O candidato José Serra explora aquilo que lhe parece o flanco mais sensível do PT e de sua candidata - pelo menos aos olhos de um eleitorado ainda indeciso e avaliado como majoritariamente conservador, caça da vez no cenário polarizado da presente eleição. É uma parcela decisiva de eleitores que as campanhas não conseguiram empolgar e que esticará ao máximo o processo de reflexão antes de decidir o voto.

Análise: João Bosco Rabello, O Estado de S.Paulo

27 de julho de 2010 | 00h00

Ao dar visibilidade ao modo petista de viver perigosamente, flertando com movimentos como as Forças Revolucionárias da Colômbia (Farc), ou tolerando os excessos dos sem-terra, o candidato do PSDB tenta exibir a face imatura de um partido que insiste em plantar a desconfiança em desfavor do próprio governo a que dá sustentação política.

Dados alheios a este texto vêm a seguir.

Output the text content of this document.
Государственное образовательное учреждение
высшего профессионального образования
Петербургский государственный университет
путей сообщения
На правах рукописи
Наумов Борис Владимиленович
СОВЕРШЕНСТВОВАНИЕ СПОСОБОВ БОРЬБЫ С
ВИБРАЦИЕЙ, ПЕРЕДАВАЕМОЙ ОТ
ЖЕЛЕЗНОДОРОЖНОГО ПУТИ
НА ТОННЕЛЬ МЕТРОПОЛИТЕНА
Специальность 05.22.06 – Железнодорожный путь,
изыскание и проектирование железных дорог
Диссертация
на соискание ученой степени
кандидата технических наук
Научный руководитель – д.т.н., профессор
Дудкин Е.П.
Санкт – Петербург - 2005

Serra se valeu de declaração de João Stédile, arauto espontâneo do aviso de aumento de invasões de terra num eventual governo do PT, para registrar novo ataque de campanha. Sabe-se que a própria candidata Dilma Rousseff ficou incomodada com a declaração de Stédile, ontem reproduzida pelo adversário.

O rompimento entre Venezuela e Colômbia, tendo como pivô as Farc, é mais um fator de pressão sobre o governo Lula - e o PT - pelo reconhecimento da natureza criminosa do movimento, que ainda classifica de "insurgente", quando União Europeia e Estados Unidos, entre outros, o consideram terrorista.

Os acontecimentos recentes nesse contexto tornam insuficientes as reações do PT - até aqui de desqualificar o denunciante -, para impor a necessidade de respostas objetivas. Serra descola-se rapidamente do figurino ameno de candidato pós-Lula e passa ao ataque com temas que dizem respeito tanto à candidata, Dilma, quanto ao governo Lula.